En las diócesis de Montevideo, Canelones y Maldonado se llevarán a cabo diferentes celebraciones especiales, recordando los 120 años de la muerte del primer obispo uruguayo. Estas son algunas de las actividades previstas.

 

Montevideo

Catedral de Montevideo (donde se encuentra el mausoleo con los restos de monseñor Vera), a las 11 horas el arzobispo, monseñor Nicolás Cotugno, presidirá una misa.

-Parroquia «Nuestra Señora del Carmen» en el Cordón (donde se encuentra el corazón del obispo) 19 horas misa.

-Parroquia «San Antonino»- Caraguatay 2086, ubicada en el barrio Jacinto Vera.

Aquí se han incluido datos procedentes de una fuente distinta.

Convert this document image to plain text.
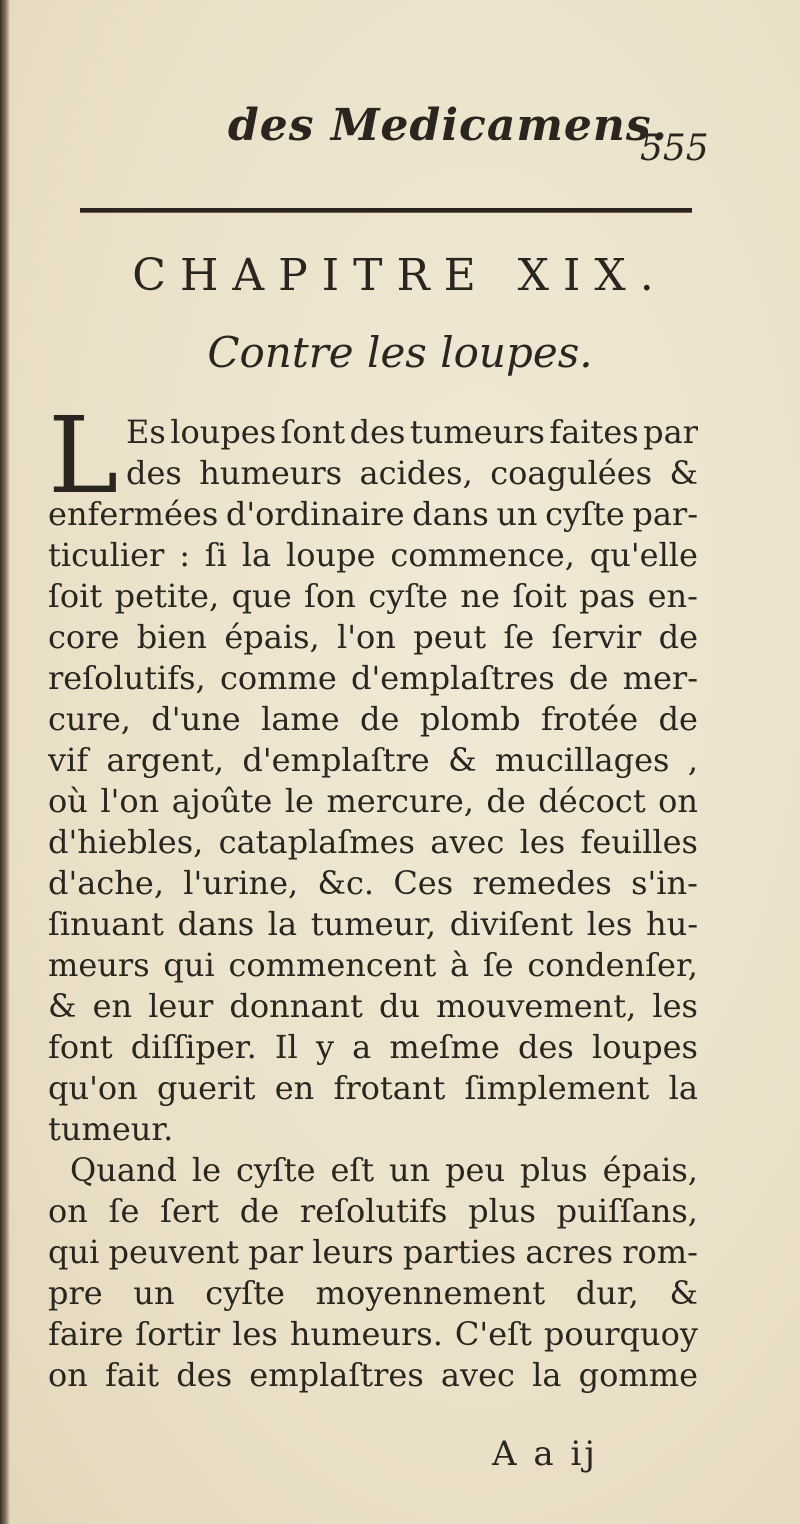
des Medicamens.
555
CHAPITRE XIX.
Contre les loupes.
L Es loupes ſont des tumeurs faites par
des humeurs acides, coagulées &
enfermées d'ordinaire dans un cyſte par-
ticulier : ſi la loupe commence, qu'elle
ſoit petite, que ſon cyſte ne ſoit pas en-
core bien épais, l'on peut ſe ſervir de
reſolutifs, comme d'emplaſtres de mer-
cure, d'une lame de plomb frotée de
vif argent, d'emplaſtre & mucillages ,
où l'on ajoûte le mercure, de décoct on
d'hiebles, cataplaſmes avec les feuilles
d'ache, l'urine, &c. Ces remedes s'in-
ſinuant dans la tumeur, diviſent les hu-
meurs qui commencent à ſe condenſer,
& en leur donnant du mouvement, les
font diſſiper. Il y a meſme des loupes
qu'on guerit en frotant ſimplement la
tumeur.
Quand le cyſte eſt un peu plus épais,
on ſe ſert de reſolutifs plus puiſſans,
qui peuvent par leurs parties acres rom-
pre un cyſte moyennement dur, &
faire ſortir les humeurs. C'eſt pourquoy
on fait des emplaſtres avec la gomme
A a ij
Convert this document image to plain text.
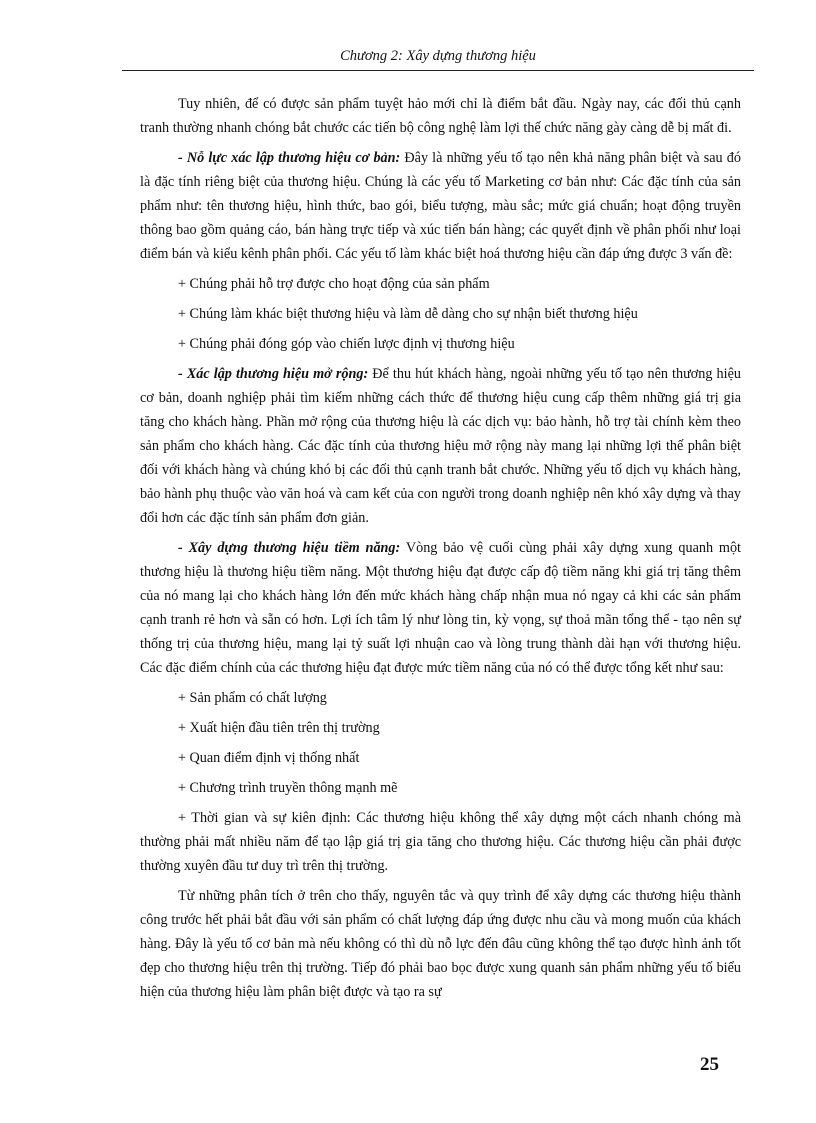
Chương 2: Xây dựng thương hiệu

Tuy nhiên, để có được sản phẩm tuyệt hảo mới chỉ là điểm bắt đầu. Ngày nay, các đối thủ cạnh tranh thường nhanh chóng bắt chước các tiến bộ công nghệ làm lợi thế chức năng gày càng dễ bị mất đi.

- Nỗ lực xác lập thương hiệu cơ bản: Đây là những yếu tố tạo nên khả năng phân biệt và sau đó là đặc tính riêng biệt của thương hiệu. Chúng là các yếu tố Marketing cơ bản như: Các đặc tính của sản phẩm như: tên thương hiệu, hình thức, bao gói, biểu tượng, màu sắc; mức giá chuẩn; hoạt động truyền thông bao gồm quảng cáo, bán hàng trực tiếp và xúc tiến bán hàng; các quyết định về phân phối như loại điểm bán và kiểu kênh phân phối. Các yếu tố làm khác biệt hoá thương hiệu cần đáp ứng được 3 vấn đề:

+ Chúng phải hỗ trợ được cho hoạt động của sản phẩm

+ Chúng làm khác biệt thương hiệu và làm dễ dàng cho sự nhận biết thương hiệu

+ Chúng phải đóng góp vào chiến lược định vị thương hiệu

- Xác lập thương hiệu mở rộng: Để thu hút khách hàng, ngoài những yếu tố tạo nên thương hiệu cơ bản, doanh nghiệp phải tìm kiếm những cách thức để thương hiệu cung cấp thêm những giá trị gia tăng cho khách hàng. Phần mở rộng của thương hiệu là các dịch vụ: bảo hành, hỗ trợ tài chính kèm theo sản phẩm cho khách hàng. Các đặc tính của thương hiệu mở rộng này mang lại những lợi thế phân biệt đối với khách hàng và chúng khó bị các đối thủ cạnh tranh bắt chước. Những yếu tố dịch vụ khách hàng, bảo hành phụ thuộc vào văn hoá và cam kết của con người trong doanh nghiệp nên khó xây dựng và thay đổi hơn các đặc tính sản phẩm đơn giản.

- Xây dựng thương hiệu tiềm năng: Vòng bảo vệ cuối cùng phải xây dựng xung quanh một thương hiệu là thương hiệu tiềm năng. Một thương hiệu đạt được cấp độ tiềm năng khi giá trị tăng thêm của nó mang lại cho khách hàng lớn đến mức khách hàng chấp nhận mua nó ngay cả khi các sản phẩm cạnh tranh rẻ hơn và sẵn có hơn. Lợi ích tâm lý như lòng tin, kỳ vọng, sự thoả mãn tổng thể - tạo nên sự thống trị của thương hiệu, mang lại tỷ suất lợi nhuận cao và lòng trung thành dài hạn với thương hiệu. Các đặc điểm chính của các thương hiệu đạt được mức tiềm năng của nó có thể được tổng kết như sau:

+ Sản phẩm có chất lượng

+ Xuất hiện đầu tiên trên thị trường

+ Quan điểm định vị thống nhất

+ Chương trình truyền thông mạnh mẽ

+ Thời gian và sự kiên định: Các thương hiệu không thể xây dựng một cách nhanh chóng mà thường phải mất nhiều năm để tạo lập giá trị gia tăng cho thương hiệu. Các thương hiệu cần phải được thường xuyên đầu tư duy trì trên thị trường.

Từ những phân tích ở trên cho thấy, nguyên tắc và quy trình để xây dựng các thương hiệu thành công trước hết phải bắt đầu với sản phẩm có chất lượng đáp ứng được nhu cầu và mong muốn của khách hàng. Đây là yếu tố cơ bản mà nếu không có thì dù nỗ lực đến đâu cũng không thể tạo được hình ảnh tốt đẹp cho thương hiệu trên thị trường. Tiếp đó phải bao bọc được xung quanh sản phẩm những yếu tố biểu hiện của thương hiệu làm phân biệt được và tạo ra sự

25
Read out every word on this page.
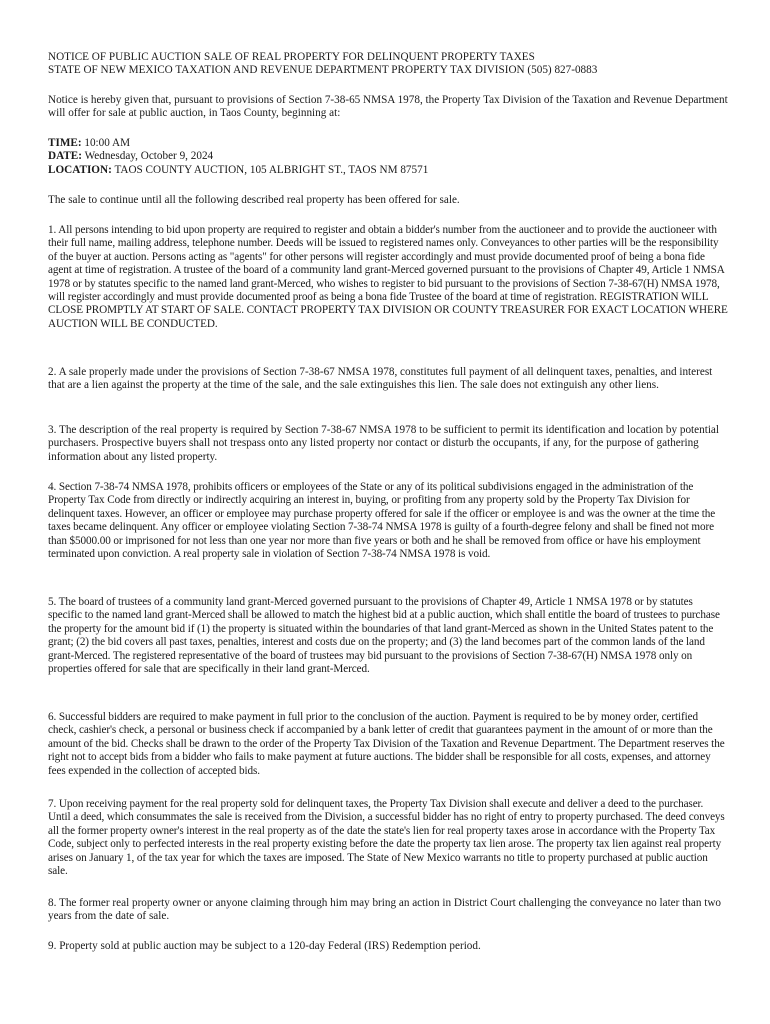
NOTICE OF PUBLIC AUCTION SALE OF REAL PROPERTY FOR DELINQUENT PROPERTY TAXES
STATE OF NEW MEXICO TAXATION AND REVENUE DEPARTMENT PROPERTY TAX DIVISION (505) 827-0883

Notice is hereby given that, pursuant to provisions of Section 7-38-65 NMSA 1978, the Property Tax Division of the Taxation and Revenue Department will offer for sale at public auction, in Taos County, beginning at:

TIME: 10:00 AM
DATE: Wednesday, October 9, 2024
LOCATION: TAOS COUNTY AUCTION, 105 ALBRIGHT ST., TAOS NM 87571

The sale to continue until all the following described real property has been offered for sale.

1. All persons intending to bid upon property are required to register and obtain a bidder's number from the auctioneer and to provide the auctioneer with their full name, mailing address, telephone number. Deeds will be issued to registered names only. Conveyances to other parties will be the responsibility of the buyer at auction. Persons acting as "agents" for other persons will register accordingly and must provide documented proof of being a bona fide agent at time of registration. A trustee of the board of a community land grant-Merced governed pursuant to the provisions of Chapter 49, Article 1 NMSA 1978 or by statutes specific to the named land grant-Merced, who wishes to register to bid pursuant to the provisions of Section 7-38-67(H) NMSA 1978, will register accordingly and must provide documented proof as being a bona fide Trustee of the board at time of registration. REGISTRATION WILL CLOSE PROMPTLY AT START OF SALE. CONTACT PROPERTY TAX DIVISION OR COUNTY TREASURER FOR EXACT LOCATION WHERE AUCTION WILL BE CONDUCTED.

2. A sale properly made under the provisions of Section 7-38-67 NMSA 1978, constitutes full payment of all delinquent taxes, penalties, and interest that are a lien against the property at the time of the sale, and the sale extinguishes this lien. The sale does not extinguish any other liens.

3. The description of the real property is required by Section 7-38-67 NMSA 1978 to be sufficient to permit its identification and location by potential purchasers. Prospective buyers shall not trespass onto any listed property nor contact or disturb the occupants, if any, for the purpose of gathering information about any listed property.

4. Section 7-38-74 NMSA 1978, prohibits officers or employees of the State or any of its political subdivisions engaged in the administration of the Property Tax Code from directly or indirectly acquiring an interest in, buying, or profiting from any property sold by the Property Tax Division for delinquent taxes. However, an officer or employee may purchase property offered for sale if the officer or employee is and was the owner at the time the taxes became delinquent. Any officer or employee violating Section 7-38-74 NMSA 1978 is guilty of a fourth-degree felony and shall be fined not more than $5000.00 or imprisoned for not less than one year nor more than five years or both and he shall be removed from office or have his employment terminated upon conviction. A real property sale in violation of Section 7-38-74 NMSA 1978 is void.

5. The board of trustees of a community land grant-Merced governed pursuant to the provisions of Chapter 49, Article 1 NMSA 1978 or by statutes specific to the named land grant-Merced shall be allowed to match the highest bid at a public auction, which shall entitle the board of trustees to purchase the property for the amount bid if (1) the property is situated within the boundaries of that land grant-Merced as shown in the United States patent to the grant; (2) the bid covers all past taxes, penalties, interest and costs due on the property; and (3) the land becomes part of the common lands of the land grant-Merced. The registered representative of the board of trustees may bid pursuant to the provisions of Section 7-38-67(H) NMSA 1978 only on properties offered for sale that are specifically in their land grant-Merced.

6. Successful bidders are required to make payment in full prior to the conclusion of the auction. Payment is required to be by money order, certified check, cashier's check, a personal or business check if accompanied by a bank letter of credit that guarantees payment in the amount of or more than the amount of the bid. Checks shall be drawn to the order of the Property Tax Division of the Taxation and Revenue Department. The Department reserves the right not to accept bids from a bidder who fails to make payment at future auctions. The bidder shall be responsible for all costs, expenses, and attorney fees expended in the collection of accepted bids.

7. Upon receiving payment for the real property sold for delinquent taxes, the Property Tax Division shall execute and deliver a deed to the purchaser. Until a deed, which consummates the sale is received from the Division, a successful bidder has no right of entry to property purchased. The deed conveys all the former property owner's interest in the real property as of the date the state's lien for real property taxes arose in accordance with the Property Tax Code, subject only to perfected interests in the real property existing before the date the property tax lien arose. The property tax lien against real property arises on January 1, of the tax year for which the taxes are imposed. The State of New Mexico warrants no title to property purchased at public auction sale.

8. The former real property owner or anyone claiming through him may bring an action in District Court challenging the conveyance no later than two years from the date of sale.

9. Property sold at public auction may be subject to a 120-day Federal (IRS) Redemption period.
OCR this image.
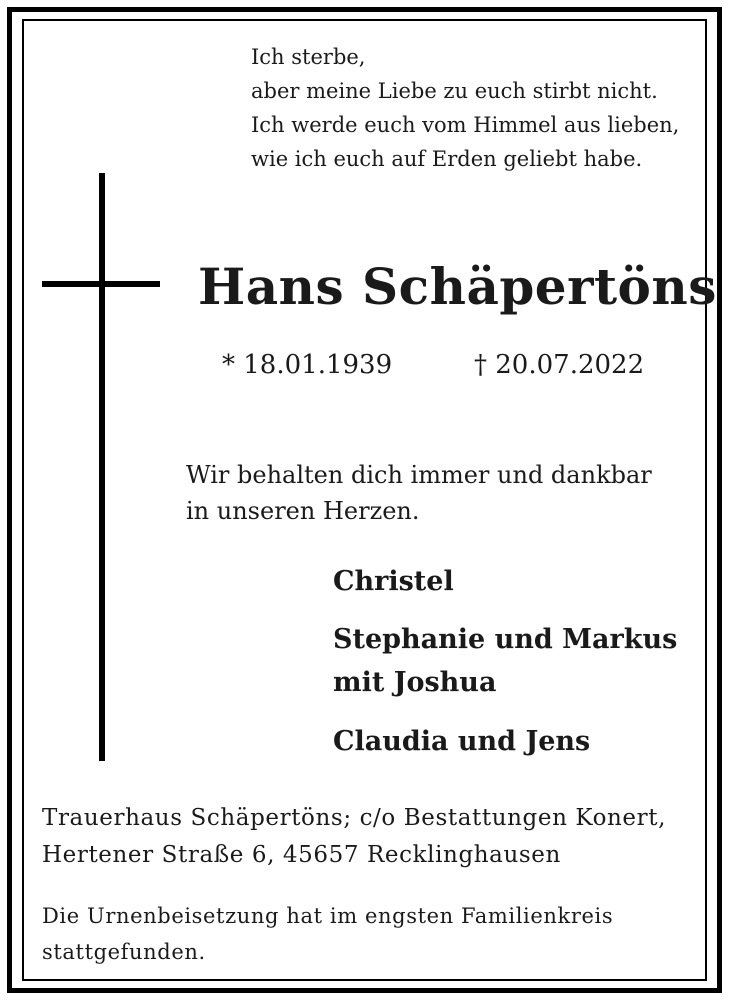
Ich sterbe,
aber meine Liebe zu euch stirbt nicht.
Ich werde euch vom Himmel aus lieben,
wie ich euch auf Erden geliebt habe.
Hans Schäpertöns
* 18.01.1939	† 20.07.2022
Wir behalten dich immer und dankbar
in unseren Herzen.
Christel
Stephanie und Markus
mit Joshua
Claudia und Jens
Trauerhaus Schäpertöns; c/o Bestattungen Konert,
Hertener Straße 6, 45657 Recklinghausen
Die Urnenbeisetzung hat im engsten Familienkreis
stattgefunden.
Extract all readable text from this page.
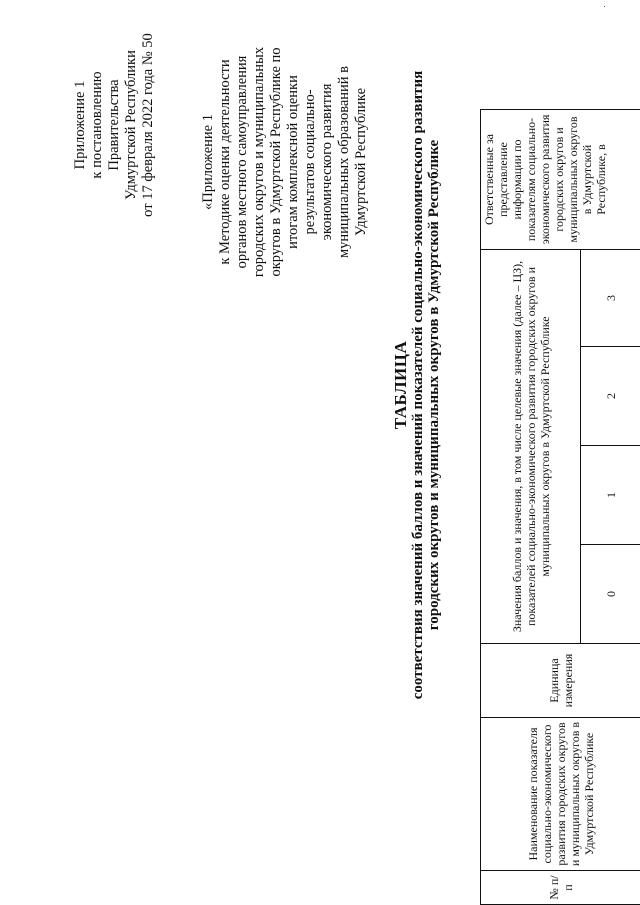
Приложение 1 к постановлению Правительства Удмуртской Республики от 17 февраля 2022 года № 50	«Приложение 1 к Методике оценки деятельности органов местного самоуправления городских округов и муниципальных округов в Удмуртской Республике по итогам комплексной оценки результатов социально- экономического развития муниципальных образований в Удмуртской Республике
ТАБЛИЦА соответствия значений баллов и значений показателей социально-экономического развития городских округов и муниципальных округов в Удмуртской Республике
№ п/п	Наименование показателя социально-экономического развития городских округов и муниципальных округов в Удмуртской Республике	Единица измерения	Значения баллов и значения, в том числе целевые значения (далее – ЦЗ), показателей социально-экономического развития городских округов и муниципальных округов в Удмуртской Республике				Ответственные за представление информации по показателям социально-экономического развития городских округов и муниципальных округов в Удмуртской Республике, в	
			0	1	2	3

Misa especial a las 10 horas y a las 19 horas se efectuará una representación teatral «El obispo Jacinto Vera, nuestro más preciada herencia» e inauguración del mural exterior con la presencia del arzobispo.

 

Canelones

Parroquia de Canelones (por haber sido monseñor Vera párroco de la Villa de Guadalupe).

Misa a las 10.30 horas presidida por el obispo, monseñor Orlando Romero.

 

Maldonado

En Pan de Azúcar, misa campal frente a la casa donde falleciera el primer obispo uruguayo, a las 16 horas, presidida por el obispo, monseñor Rodolfo Wirz, presidente de la Comisión pro beatificación de monseñor Jacinto Vera.